Durante las últimas vacaciones de invierno compartí el ritual con mi hija, que ya tiene doce años: fuimos a ver una peli al Gaumont y después, a recorrer librerías, antes de merendar en La ópera. Ella, que vino desde Alta Gracia, se fascinó con la sala Leonardo Favio del espacio Incaa y yo de compartir ese momento. Ella encontró en una librería de saldos un libro que venía buscando hace tiempo; yo me topé con uno de los tomos de las memorias de Simone de Beauvoir, que había leído hacía años y no había vuelto a encontrar en esa misma edición, que pude comprar por muy poca plata. De tanto en tanto recupero así libros que he leído prestados y me encantaron, y puedo sumarlos a mi biblioteca, en la que aún sigue ausente La historia de la calle Corrientes de Marechal.

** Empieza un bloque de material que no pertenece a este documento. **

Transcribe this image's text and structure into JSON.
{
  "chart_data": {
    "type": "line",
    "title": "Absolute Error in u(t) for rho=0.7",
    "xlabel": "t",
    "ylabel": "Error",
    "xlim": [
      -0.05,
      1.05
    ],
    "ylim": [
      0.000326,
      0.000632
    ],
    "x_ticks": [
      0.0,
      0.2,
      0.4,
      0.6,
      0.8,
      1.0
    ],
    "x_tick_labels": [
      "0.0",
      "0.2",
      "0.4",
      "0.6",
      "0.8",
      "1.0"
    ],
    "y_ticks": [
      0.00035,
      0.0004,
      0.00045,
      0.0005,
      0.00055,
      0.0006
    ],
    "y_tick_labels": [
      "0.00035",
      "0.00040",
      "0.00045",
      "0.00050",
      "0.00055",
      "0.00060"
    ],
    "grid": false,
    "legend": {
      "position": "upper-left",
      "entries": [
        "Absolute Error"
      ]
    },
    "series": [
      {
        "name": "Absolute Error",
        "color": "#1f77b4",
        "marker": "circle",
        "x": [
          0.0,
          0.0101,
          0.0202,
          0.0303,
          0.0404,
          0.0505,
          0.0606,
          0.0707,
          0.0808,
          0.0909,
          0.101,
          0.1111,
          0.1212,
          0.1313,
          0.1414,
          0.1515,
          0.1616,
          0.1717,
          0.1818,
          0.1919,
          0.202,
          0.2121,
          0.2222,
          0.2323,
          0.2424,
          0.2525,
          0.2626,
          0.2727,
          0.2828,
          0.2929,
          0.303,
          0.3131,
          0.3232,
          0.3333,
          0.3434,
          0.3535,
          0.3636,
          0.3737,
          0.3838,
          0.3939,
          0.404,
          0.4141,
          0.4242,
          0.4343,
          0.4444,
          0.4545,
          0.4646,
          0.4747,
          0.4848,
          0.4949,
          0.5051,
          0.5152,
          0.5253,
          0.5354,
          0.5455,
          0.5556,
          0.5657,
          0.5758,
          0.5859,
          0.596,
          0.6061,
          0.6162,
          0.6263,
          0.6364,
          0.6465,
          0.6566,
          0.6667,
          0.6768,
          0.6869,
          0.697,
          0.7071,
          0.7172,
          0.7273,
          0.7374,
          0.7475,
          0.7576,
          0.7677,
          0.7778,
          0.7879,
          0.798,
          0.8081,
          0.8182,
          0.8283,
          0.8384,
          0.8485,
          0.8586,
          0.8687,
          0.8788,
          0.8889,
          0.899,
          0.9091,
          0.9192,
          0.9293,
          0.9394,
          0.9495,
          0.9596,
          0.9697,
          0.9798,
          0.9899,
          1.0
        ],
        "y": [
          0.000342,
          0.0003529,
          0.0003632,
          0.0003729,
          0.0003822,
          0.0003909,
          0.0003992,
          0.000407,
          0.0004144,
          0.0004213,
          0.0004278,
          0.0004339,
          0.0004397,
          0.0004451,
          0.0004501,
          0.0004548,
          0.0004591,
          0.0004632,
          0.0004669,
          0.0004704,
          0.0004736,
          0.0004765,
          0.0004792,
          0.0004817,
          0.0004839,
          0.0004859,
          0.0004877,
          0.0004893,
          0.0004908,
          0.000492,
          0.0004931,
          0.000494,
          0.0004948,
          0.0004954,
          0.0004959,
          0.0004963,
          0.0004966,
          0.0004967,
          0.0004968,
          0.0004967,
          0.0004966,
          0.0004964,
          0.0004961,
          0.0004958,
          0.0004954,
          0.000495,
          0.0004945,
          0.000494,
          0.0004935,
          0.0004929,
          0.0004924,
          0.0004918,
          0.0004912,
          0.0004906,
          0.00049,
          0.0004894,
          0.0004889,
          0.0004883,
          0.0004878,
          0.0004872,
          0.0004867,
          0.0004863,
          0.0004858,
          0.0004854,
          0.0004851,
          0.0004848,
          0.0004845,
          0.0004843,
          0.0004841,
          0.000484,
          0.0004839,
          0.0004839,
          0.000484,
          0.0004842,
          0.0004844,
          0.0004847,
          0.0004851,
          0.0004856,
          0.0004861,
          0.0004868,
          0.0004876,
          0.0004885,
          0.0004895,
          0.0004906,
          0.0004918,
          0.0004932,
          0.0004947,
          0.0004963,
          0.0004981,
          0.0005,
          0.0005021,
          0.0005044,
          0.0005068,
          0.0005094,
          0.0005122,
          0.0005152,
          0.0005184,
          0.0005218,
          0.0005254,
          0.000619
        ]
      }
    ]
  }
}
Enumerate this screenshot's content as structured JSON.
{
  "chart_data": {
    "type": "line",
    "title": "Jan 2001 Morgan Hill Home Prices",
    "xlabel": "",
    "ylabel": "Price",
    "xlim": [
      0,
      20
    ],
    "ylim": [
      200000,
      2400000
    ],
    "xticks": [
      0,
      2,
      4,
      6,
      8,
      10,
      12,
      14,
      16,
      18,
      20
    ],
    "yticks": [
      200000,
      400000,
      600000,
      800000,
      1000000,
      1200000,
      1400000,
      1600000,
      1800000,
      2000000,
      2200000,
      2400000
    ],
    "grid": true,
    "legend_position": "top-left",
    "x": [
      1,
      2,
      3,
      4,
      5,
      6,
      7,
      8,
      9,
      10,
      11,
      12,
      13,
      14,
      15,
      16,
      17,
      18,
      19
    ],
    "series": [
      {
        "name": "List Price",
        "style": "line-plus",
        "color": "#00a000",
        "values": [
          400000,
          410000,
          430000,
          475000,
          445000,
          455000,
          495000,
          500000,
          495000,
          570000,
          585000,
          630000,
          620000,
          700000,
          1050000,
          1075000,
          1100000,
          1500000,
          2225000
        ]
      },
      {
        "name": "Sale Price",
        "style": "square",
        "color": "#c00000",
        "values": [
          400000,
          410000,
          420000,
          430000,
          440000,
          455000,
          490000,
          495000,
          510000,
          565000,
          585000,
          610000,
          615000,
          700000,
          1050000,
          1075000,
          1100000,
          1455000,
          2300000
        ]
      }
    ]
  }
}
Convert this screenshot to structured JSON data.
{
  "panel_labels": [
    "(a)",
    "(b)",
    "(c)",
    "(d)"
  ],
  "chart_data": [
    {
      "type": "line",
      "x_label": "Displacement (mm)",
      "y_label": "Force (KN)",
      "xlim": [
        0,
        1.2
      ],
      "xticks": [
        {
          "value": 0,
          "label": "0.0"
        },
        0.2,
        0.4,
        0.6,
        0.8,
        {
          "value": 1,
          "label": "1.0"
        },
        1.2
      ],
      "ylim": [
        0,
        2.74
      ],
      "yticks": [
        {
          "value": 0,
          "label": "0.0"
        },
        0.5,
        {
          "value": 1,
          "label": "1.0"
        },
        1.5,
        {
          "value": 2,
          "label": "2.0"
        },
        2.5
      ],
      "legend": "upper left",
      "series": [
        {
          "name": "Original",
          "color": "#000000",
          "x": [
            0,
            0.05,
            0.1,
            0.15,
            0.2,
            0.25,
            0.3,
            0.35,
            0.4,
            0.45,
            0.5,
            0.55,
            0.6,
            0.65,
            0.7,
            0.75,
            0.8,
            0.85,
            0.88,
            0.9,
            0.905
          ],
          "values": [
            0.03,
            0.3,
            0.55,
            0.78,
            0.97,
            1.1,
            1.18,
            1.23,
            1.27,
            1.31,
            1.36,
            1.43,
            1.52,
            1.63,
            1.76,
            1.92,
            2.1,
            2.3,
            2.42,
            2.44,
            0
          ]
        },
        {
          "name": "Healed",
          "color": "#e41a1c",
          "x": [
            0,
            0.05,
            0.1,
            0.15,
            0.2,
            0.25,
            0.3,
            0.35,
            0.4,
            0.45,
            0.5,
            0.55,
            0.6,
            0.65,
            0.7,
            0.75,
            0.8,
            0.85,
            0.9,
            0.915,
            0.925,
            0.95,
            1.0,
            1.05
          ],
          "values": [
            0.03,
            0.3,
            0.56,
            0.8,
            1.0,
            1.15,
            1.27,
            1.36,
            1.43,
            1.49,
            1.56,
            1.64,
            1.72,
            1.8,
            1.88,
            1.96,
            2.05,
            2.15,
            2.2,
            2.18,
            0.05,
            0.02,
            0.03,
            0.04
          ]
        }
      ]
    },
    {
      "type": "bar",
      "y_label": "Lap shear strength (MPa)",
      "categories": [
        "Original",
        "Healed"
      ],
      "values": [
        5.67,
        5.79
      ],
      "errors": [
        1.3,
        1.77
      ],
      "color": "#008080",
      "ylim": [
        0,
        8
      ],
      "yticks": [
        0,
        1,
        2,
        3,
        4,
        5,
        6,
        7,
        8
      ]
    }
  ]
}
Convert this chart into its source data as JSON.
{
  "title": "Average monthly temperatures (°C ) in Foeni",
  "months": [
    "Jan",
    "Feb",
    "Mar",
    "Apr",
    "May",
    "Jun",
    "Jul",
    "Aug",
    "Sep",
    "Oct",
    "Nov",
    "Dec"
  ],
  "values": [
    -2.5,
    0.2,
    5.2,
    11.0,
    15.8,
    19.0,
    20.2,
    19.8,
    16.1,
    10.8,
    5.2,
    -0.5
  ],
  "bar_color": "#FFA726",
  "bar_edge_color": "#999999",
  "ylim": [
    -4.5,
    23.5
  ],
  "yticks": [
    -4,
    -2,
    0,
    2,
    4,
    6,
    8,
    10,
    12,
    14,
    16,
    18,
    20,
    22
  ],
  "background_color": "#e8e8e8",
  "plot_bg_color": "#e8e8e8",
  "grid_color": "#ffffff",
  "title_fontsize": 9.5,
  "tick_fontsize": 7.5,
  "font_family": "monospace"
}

Quizás, de acá a unas décadas, las librerías y las salas de cine se extingan, o tal vez pervivan para nichos de jóvenes curiosos y viejos incautos. Quién sabe. El mundo neoliberal, con su afán de novedad (como dijo el viejo Heidegger en tiempos del viejo capitalismo de inicios del siglo pasado), presenta como caducas muchas prácticas que han visto pasar una sucesión de formas de organización social. Todo lo sólido se desvanece en el aire, sí, pero ese mismo aire que respiramos supo inspirar obras de teatros y escrituras filosóficas y literarias que ya llevan más de dos mil años. ¡Así que atención, nostálgicos y aceleracionistas! No todo pasado ha sido luminoso y no creo que todo futuro próspero –de existir algo así próximamente– se vaya a conquistar de espaldas a los legados. Tal como enseñaron gran cantidad de maestros y maestras, Argentina ha sido un país en donde los términos de vanguardia y tradición suelen combinarse a menudo para parir lo nuevo, que, al fin y cabo, nunca es del todo nuevo.